Hesthaven, Jan S., and Tim Warburton. “Nodal Discontinuous Galerkin Methods: Algorithms, Analysis, and Applications”. 1st ed. Springer, 2007. Book web page

The basic objects that `modepy` manipulates are functions on a simplex. For example, it supplies an orthonormal basis on triangles (shown here) and tetrahedra. The file that created this plot is included in the `modepy` distribution as `examples/plot-basis.py`.

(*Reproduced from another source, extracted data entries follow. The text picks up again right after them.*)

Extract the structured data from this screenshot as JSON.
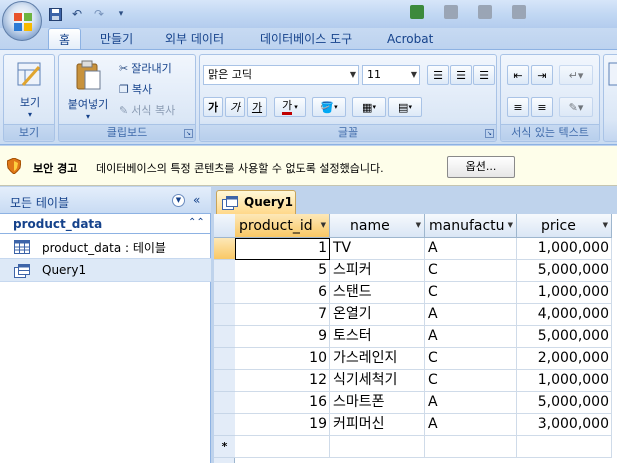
{
  "titlebar": {
    "office_button": "office-logo",
    "qat_icons": [
      "save-icon",
      "undo-icon",
      "redo-icon",
      "customize-icon"
    ]
  },
  "tabs": [
    "홈",
    "만들기",
    "외부 데이터",
    "데이터베이스 도구",
    "Acrobat"
  ],
  "ribbon": {
    "views": {
      "button": "보기",
      "group": "보기"
    },
    "clipboard": {
      "paste": "붙여넣기",
      "cut": "잘라내기",
      "copy": "복사",
      "format_painter": "서식 복사",
      "group": "클립보드"
    },
    "font": {
      "name": "맑은 고딕",
      "size": "11",
      "bold": "가",
      "italic": "가",
      "underline": "가",
      "font_color": "가",
      "group": "글꼴"
    },
    "rich_text": {
      "group": "서식 있는 텍스트"
    },
    "accent_color": "#c00000"
  },
  "security_bar": {
    "title": "보안 경고",
    "message": "데이터베이스의 특정 콘텐츠를 사용할 수 없도록 설정했습니다.",
    "options_button": "옵션..."
  },
  "nav": {
    "header": "모든 테이블",
    "group": "product_data",
    "items": [
      {
        "label": "product_data : 테이블",
        "icon": "table-icon",
        "selected": false
      },
      {
        "label": "Query1",
        "icon": "query-icon",
        "selected": true
      }
    ]
  },
  "document": {
    "tab": "Query1",
    "columns": [
      "product_id",
      "name",
      "manufactu",
      "price"
    ],
    "rows": [
      {
        "product_id": "1",
        "name": "TV",
        "manufacturer": "A",
        "price": "1,000,000"
      },
      {
        "product_id": "5",
        "name": "스피커",
        "manufacturer": "C",
        "price": "5,000,000"
      },
      {
        "product_id": "6",
        "name": "스탠드",
        "manufacturer": "C",
        "price": "1,000,000"
      },
      {
        "product_id": "7",
        "name": "온열기",
        "manufacturer": "A",
        "price": "4,000,000"
      },
      {
        "product_id": "9",
        "name": "토스터",
        "manufacturer": "A",
        "price": "5,000,000"
      },
      {
        "product_id": "10",
        "name": "가스레인지",
        "manufacturer": "C",
        "price": "2,000,000"
      },
      {
        "product_id": "12",
        "name": "식기세척기",
        "manufacturer": "C",
        "price": "1,000,000"
      },
      {
        "product_id": "16",
        "name": "스마트폰",
        "manufacturer": "A",
        "price": "5,000,000"
      },
      {
        "product_id": "19",
        "name": "커피머신",
        "manufacturer": "A",
        "price": "3,000,000"
      }
    ],
    "new_row_marker": "*"
  }
}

Here’s an idea of code that uses `modepy`:

```import numpy as np
import modepy as mp

# Define the shape and function space on which we will operate

n = 17  # use this total degree
dimensions = 2

shape = mp.Simplex(dimensions)
space = mp.PN(dimensions, n)

# Get a basis of orthonormal functions and some nodes.

basis = mp.orthonormal_basis_for_space(space, shape)
nodes = mp.edge_clustered_nodes_for_space(space, shape)
x, y = nodes

# We want to compute the x derivative of this function:

f = np.sin(5*x + y)
df_dx = 5 * np.cos(5*x + y)

# The (generalized) Vandermonde matrix transforms coefficients into
# nodal values. So we can find basis coefficients by applying its
# inverse:

vdm = mp.vandermonde(basis.functions, nodes)
f_coefficients = np.linalg.solve(vdm, f)

# Now linearly combine the (x-)derivatives of the basis using
# f_coefficients to compute the numerical derivatives.

dx = mp.vandermonde(basis.gradients, nodes)
df_dx_num = dx @ f_coefficients

assert np.linalg.norm(df_dx - df_dx_num) < 1.0e-5
```

This file is included in the `modepy` distribution as `examples/derivative.py`.